しかしこの後は、浦本がなんどか中須賀のドアをこじ開けようとトライしますが、絶対王者の牙城は高く、並びかけ、一瞬パスするも前に出るまでには至らず、中須賀の背後で周回。その後方の高橋も、レース後半の強さを見せることも出来ず、中須賀×浦本の戦いに加わるには至りませんでした。
結局トップを独走する水野は、2番手以下に大量7秒近くの差をつけて開幕戦優勝! レース中盤からは、ペースをセーブしているような走りでのこの差ですから、水野、圧勝!というレースでした。

画像: 24年の最終戦から3連勝目。「2回以上走ったサーキットでは負けなし」記録更新中です。

24年の最終戦から3連勝目。「2回以上走ったサーキットでは負けなし」記録更新中です。 

「事前テストからマシンも仕上がって上手く走れたんですが、ウィークに入って、4輪のタイヤラバーが乗ったことで路面のグリップ感も大きく変わって、セットアップもガラリと変えなきゃいけなかったんですが、それをチームがきちんとやってくれて、スタート直前のクラッチトラブルもきちんと消化してくれたんで、本当にチームに感謝! チーム全員で勝った優勝だと思います」と水野。
これで水野は、24年の最終戦から3連勝。パニガーレV4Rでの初優勝が去年の夏のもてぎで、2&3勝目が鈴鹿での最終戦。つまり「2度目以降のコースでは負けなし」記録を更新しているんです! 次戦のスポーツランド菅生大会も、昨年に続いての「2度目」ですから、この記録が続くと、残り全勝……なんてのもねらっているのかもしれません。
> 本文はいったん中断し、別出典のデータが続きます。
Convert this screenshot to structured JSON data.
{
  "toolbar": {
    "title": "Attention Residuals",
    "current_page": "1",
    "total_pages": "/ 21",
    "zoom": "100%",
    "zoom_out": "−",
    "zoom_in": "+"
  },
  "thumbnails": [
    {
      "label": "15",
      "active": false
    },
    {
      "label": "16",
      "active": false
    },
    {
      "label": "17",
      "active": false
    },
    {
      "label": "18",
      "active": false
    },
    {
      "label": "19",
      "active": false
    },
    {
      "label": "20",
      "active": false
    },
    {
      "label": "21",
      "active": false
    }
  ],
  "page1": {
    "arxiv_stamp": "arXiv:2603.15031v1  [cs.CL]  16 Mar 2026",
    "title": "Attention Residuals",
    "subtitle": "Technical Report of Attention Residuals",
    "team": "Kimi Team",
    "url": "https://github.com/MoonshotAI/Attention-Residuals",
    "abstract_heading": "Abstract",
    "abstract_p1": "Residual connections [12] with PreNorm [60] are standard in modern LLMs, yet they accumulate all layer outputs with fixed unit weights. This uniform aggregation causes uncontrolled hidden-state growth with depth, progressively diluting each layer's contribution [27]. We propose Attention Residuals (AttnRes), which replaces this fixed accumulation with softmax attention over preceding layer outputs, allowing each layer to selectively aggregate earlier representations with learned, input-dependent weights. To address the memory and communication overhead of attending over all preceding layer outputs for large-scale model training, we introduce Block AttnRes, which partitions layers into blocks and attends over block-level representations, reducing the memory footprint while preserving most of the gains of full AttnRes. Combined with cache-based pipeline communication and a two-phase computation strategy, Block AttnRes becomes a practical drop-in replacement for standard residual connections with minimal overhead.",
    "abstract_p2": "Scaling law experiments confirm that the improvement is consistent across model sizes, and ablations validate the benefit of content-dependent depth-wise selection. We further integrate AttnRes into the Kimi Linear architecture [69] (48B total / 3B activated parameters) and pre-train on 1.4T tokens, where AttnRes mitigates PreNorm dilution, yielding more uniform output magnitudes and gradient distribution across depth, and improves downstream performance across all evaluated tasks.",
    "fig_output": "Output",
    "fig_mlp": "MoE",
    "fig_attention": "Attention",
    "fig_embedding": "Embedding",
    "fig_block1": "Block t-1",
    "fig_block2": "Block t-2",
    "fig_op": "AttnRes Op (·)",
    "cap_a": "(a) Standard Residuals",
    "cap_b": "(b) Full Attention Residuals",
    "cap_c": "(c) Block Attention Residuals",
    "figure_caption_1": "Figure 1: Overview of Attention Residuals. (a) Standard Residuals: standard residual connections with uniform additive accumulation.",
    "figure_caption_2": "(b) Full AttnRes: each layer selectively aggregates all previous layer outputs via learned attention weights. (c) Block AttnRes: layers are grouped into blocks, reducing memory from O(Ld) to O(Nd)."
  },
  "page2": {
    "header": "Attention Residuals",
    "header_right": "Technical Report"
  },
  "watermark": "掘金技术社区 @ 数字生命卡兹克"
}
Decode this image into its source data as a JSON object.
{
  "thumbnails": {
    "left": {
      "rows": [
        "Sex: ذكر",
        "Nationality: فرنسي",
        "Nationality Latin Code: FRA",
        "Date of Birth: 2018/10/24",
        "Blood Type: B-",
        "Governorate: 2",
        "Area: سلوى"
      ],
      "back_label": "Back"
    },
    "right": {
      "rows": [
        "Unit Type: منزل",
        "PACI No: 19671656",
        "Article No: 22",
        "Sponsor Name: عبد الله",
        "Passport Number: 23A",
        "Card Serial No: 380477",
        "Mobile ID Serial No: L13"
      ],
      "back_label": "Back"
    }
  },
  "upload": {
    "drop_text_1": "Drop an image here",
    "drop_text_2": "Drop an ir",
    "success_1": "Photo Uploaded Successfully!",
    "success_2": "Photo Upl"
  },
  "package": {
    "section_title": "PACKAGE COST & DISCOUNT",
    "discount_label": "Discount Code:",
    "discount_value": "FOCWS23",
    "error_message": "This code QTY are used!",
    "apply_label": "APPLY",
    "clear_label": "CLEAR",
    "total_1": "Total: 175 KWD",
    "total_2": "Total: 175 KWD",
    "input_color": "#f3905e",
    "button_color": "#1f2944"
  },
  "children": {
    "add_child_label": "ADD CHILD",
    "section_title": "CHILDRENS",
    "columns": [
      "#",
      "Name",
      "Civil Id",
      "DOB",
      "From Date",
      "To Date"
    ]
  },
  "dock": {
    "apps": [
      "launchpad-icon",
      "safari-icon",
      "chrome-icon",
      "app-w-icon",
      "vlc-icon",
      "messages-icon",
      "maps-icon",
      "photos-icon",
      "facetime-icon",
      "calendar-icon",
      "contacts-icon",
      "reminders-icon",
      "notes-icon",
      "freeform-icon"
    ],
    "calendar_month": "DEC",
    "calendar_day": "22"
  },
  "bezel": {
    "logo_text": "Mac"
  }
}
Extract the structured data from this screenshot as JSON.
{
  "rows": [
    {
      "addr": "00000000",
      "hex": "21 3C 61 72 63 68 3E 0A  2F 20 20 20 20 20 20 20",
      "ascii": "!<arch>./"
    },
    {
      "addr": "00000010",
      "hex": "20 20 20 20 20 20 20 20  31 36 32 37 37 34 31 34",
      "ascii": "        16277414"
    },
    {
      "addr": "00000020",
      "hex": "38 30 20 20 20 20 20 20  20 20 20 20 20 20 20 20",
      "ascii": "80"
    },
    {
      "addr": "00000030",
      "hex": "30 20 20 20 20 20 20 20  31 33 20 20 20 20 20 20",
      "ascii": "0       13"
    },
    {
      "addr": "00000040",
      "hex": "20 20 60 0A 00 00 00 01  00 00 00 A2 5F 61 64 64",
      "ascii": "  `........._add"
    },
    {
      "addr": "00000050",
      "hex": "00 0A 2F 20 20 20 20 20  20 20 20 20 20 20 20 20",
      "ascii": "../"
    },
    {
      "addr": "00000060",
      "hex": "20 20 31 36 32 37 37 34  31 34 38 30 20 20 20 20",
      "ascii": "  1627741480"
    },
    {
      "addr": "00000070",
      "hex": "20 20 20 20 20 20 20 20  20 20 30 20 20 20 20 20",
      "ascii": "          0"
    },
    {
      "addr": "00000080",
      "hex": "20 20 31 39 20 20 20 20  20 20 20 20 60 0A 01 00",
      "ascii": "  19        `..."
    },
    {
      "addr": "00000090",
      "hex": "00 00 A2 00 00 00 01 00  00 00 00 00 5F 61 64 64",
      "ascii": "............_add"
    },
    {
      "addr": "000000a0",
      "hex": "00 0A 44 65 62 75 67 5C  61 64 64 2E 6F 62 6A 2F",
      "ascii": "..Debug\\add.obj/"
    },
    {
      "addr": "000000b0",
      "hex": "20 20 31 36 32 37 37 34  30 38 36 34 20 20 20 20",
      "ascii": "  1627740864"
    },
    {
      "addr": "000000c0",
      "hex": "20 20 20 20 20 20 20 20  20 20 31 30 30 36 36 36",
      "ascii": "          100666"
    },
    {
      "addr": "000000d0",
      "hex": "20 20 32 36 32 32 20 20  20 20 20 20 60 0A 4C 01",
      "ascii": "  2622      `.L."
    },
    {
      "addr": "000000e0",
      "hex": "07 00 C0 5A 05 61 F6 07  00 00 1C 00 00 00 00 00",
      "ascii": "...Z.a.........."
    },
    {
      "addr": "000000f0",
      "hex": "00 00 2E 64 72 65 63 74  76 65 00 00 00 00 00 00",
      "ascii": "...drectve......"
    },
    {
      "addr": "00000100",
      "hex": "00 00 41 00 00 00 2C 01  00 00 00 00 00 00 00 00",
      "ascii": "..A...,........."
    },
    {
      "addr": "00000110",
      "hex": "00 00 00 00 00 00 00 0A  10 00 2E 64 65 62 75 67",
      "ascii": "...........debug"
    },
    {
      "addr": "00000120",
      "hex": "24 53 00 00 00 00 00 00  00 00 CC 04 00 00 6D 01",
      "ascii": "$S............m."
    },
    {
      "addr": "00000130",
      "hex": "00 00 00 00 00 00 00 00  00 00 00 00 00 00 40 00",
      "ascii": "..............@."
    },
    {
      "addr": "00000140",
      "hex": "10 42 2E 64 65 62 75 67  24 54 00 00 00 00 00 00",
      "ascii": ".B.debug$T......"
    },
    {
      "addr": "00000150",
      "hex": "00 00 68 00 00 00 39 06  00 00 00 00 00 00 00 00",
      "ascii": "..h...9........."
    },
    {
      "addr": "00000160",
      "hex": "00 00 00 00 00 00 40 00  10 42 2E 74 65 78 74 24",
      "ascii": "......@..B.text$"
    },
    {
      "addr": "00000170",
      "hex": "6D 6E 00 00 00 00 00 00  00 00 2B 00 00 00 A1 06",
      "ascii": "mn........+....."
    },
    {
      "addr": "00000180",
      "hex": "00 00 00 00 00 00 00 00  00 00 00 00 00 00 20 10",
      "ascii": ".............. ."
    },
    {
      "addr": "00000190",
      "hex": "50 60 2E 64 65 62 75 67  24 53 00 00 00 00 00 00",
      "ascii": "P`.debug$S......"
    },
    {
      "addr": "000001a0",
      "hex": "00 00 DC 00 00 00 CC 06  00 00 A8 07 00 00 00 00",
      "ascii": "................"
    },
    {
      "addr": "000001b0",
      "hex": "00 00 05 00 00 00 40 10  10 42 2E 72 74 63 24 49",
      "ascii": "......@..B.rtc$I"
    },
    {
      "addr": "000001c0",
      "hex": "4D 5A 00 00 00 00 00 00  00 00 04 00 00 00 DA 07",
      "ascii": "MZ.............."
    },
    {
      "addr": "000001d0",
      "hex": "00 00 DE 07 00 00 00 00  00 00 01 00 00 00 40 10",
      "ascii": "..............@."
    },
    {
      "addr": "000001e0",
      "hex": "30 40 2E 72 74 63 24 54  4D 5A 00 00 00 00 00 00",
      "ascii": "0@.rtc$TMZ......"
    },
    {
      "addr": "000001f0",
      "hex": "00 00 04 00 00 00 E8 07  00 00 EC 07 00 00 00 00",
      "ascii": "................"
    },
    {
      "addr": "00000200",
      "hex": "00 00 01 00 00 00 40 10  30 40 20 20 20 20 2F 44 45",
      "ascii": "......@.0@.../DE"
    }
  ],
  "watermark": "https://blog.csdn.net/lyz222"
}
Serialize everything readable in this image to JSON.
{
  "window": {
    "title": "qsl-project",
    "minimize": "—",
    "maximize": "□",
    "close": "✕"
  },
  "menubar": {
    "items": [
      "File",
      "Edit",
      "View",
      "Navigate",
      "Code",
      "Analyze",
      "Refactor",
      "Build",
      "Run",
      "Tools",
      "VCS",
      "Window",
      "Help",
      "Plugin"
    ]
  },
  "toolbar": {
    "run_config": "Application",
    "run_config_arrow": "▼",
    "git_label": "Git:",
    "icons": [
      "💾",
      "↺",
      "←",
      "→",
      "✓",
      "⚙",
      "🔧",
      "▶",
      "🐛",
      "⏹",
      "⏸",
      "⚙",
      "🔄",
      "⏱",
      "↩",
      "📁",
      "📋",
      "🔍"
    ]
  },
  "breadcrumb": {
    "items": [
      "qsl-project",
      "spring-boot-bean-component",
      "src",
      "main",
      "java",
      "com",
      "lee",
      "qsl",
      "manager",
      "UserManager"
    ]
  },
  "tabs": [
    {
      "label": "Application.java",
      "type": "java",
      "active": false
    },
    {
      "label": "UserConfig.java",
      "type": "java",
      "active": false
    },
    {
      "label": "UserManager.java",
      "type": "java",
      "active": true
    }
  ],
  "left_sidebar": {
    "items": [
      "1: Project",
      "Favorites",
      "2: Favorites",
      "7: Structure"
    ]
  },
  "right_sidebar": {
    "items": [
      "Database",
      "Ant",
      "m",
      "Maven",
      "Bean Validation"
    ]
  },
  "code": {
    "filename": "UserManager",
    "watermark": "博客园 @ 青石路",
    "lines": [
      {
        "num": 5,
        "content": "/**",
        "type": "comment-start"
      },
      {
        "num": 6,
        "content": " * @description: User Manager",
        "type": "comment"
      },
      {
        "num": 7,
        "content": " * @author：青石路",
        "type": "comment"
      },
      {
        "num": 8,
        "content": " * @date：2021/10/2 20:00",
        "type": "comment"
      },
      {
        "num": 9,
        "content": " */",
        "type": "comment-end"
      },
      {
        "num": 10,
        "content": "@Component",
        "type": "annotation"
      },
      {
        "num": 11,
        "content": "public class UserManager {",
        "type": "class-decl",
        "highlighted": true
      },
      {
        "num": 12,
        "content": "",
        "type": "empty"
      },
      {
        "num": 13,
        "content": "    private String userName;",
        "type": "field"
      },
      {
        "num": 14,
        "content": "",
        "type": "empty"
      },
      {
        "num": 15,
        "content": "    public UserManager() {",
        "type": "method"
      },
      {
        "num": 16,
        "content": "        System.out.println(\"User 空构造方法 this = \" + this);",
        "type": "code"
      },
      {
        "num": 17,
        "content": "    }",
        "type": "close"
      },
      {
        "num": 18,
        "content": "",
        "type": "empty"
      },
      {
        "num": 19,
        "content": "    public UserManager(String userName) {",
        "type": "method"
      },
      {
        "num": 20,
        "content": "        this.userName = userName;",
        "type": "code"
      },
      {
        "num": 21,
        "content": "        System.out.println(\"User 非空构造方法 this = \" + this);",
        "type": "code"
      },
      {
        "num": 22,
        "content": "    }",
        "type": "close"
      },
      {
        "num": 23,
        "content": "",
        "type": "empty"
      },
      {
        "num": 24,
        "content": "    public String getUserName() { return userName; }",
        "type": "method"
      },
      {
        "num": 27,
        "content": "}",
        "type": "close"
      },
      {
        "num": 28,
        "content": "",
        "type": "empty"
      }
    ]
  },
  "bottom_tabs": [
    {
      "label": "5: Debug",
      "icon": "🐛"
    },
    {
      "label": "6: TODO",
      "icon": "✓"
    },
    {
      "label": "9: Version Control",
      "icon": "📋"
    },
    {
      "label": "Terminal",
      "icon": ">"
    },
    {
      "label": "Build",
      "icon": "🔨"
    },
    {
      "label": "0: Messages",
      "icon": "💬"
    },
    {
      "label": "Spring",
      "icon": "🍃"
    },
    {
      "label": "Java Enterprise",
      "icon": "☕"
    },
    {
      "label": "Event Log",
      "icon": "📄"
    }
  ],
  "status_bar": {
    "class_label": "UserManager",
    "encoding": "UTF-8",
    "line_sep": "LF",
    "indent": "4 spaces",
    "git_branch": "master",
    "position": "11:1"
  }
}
画像: レースが終わって表彰台に向かう中須賀は、コースオフィシャルさんに近寄ってタッチ&ゴー。こういうところが絶対王者と呼ばれる所以なんですね。

レースが終わって表彰台に向かう中須賀は、コースオフィシャルさんに近寄ってタッチ&ゴー。こういうところが絶対王者と呼ばれる所以なんですね。 

2位に入ったのは“絶対王者”中須賀。写真でもわかるように、中須賀YZF-R11は2025年型となってウィングレット付き。実はこのウィングレット追加を、セッティングで詰め切れないままだったのだそうです。
「ウィングがついたことで、たとえばコーナリング中にもフロントにグッと荷重がかかって、なかなかリアにウェイトを移せない。もちろん、ウィングがついたメリットも大きいので、早くそれを解消していきたいですね」(中須賀)

画像: 「全日本を走るマシンのなかで一番pワーがでてるはず」というM1000RRをうまく走らせた浦本。水野→中須賀の2トップに続く第3の男に力強く名乗りをあげました

「全日本を走るマシンのなかで一番pワーがでてるはず」というM1000RRをうまく走らせた浦本。水野→中須賀の2トップに続く第3の男に力強く名乗りをあげました

そして3位には、8年ぶりに全日本ロードレースに復帰、今シーズンBMW M1000RRをライディングする浦本。すでに紹介したように、浦本のM1000RRには、ワールドスーパーバイクチャンピオンマシンと同等のワークススペックを持つエンジンが供給されていて、その戦闘力が注目されていたんです。
「デビューマシンということで、時間がない中でチームがマシンを仕上げてくれて、3位で開幕戦を終えられるなんて上出来です。予選もフロントローにつけられたし、20周というレース距離もきちんと走り切れた。表彰台に乗ることができてうれしい半面、レースが終わってみたら悔しい気持ちもでちゃいますね」と浦本。
しかし、ハイパワーエンジンのニューマシンということで、1周のタイムが出ることは予想されましたが、決勝もそのスピードを大きく落とすことなく終われるとは、ちょっと予想外の展開でした。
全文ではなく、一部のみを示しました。